For stochastic simulations the final epidemic size will vary between realisations of the epidemic which will mean that we need to think about a distribution of final epidemic sizes.

Task

Write code to calculate the final epidemic size from a SimInf output object. Use \(\beta = 1\) and \(\mu = 0.25\) as before, running the outbreak for 50 days.

Hint

What value should the final time for the simulations be set to (roughly)?
As we’ve seen before, the function trajectory can be used to extract the actual values of the different compartments at each time point.
Look at the code we used in the previous practical for calculating the halftime values for a single simulation and modify that logic accordingly.

Task

Run 100 realisations, extract the final epidemic size from each one and then produce a histogram of the final sizes. It should look something similar to the figure below:

Hint

You’ll probably want to use a loop to extract the final size for each simulation
Set the histogram to use 500 bins

Why does the histogram have a bimodal distribution?

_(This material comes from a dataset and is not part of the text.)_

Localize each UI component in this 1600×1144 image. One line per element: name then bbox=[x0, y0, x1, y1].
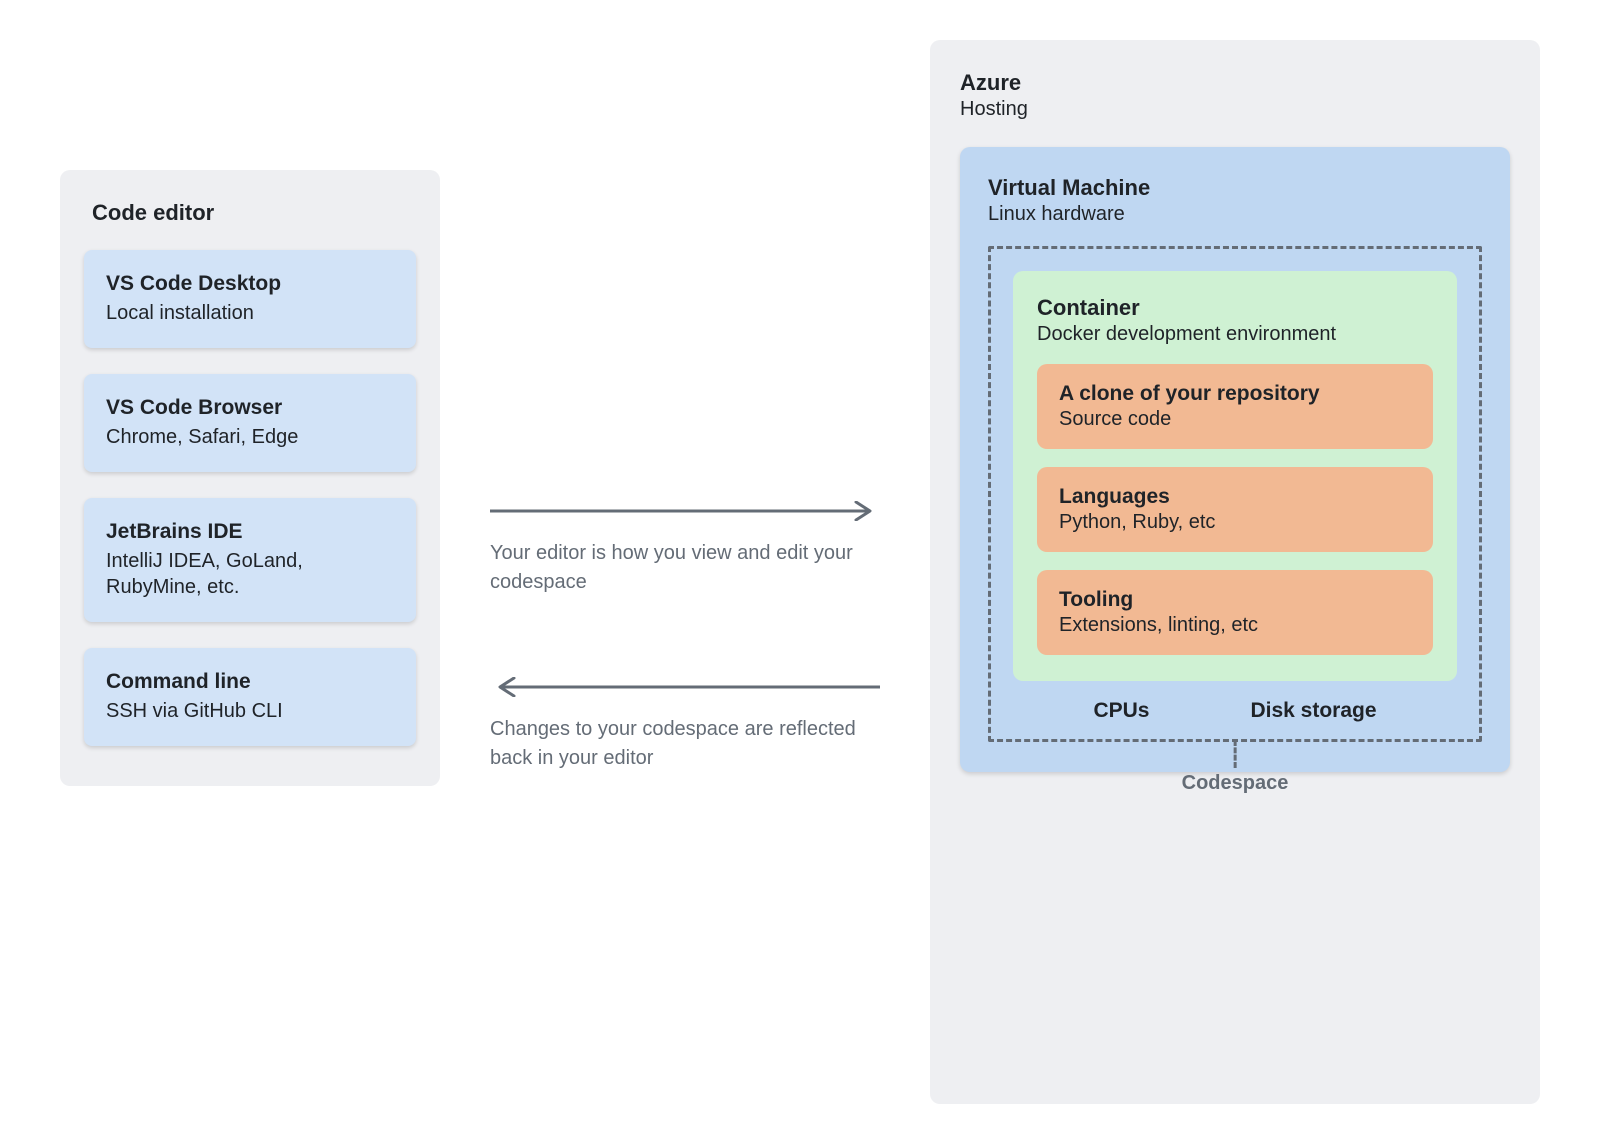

Recall that the final epidemic size for the deterministic \(SIR\) model showed strong dependency on the value of the basic reproductive number, \(R_{0}\).

Task

Write down an expression for \(R_{0}\) for this system as a function of the parameters \(\beta\) and \(\mu\).
Does this help explain the bimodal result?

For this section, we shall vary the value of \(R_{0}\) by varying the transmission rate, \(\beta\), whilst keeping the recovery rate, \(\mu\), at a fixed value.

Task

Explore how the final size distribution varies with \(R_0\) by producing histograms of the final size distribution as per the above figure for values of \(R_0 = 20.0, 5.0, 2.0, 1.2, 1.0, 0.9, 0.5\).

Can you always identify the two modes of the distribution?

8.11 \(SIR\) Extension: Stochastic extinction

One of the primary differences between the deterministic and stochastic formulations of the \(SIR\) model is that in the stochastic formulation the epidemic becomes extinct within a finite time, the so-called extinction time. The extinction time varies between realisations and in this section we are going to explore this distribution.

Question

Which state variable do we need to consider in order to calculate the time to epidemic extinction and what is the value of this state variable at extinction?

As with the final epidemic size, the extinction time will vary over realisations of the epidemic which will result in a distribution of extinction times, which we are now going to explore.

Task

Adapt your previous code to calculate the extinction time for each realisation.

Run 100 realisations in order to produce a histogram of the time to extinction, as per the figure below:

Explore the distribution of extinction times for several values of \(R_{0} = 20.0, 5.0, 2.0, 1.2, 1.0, 0.9, 0.5\).
What do you notice about the distribution as \(R_{0}\) gets close to 1?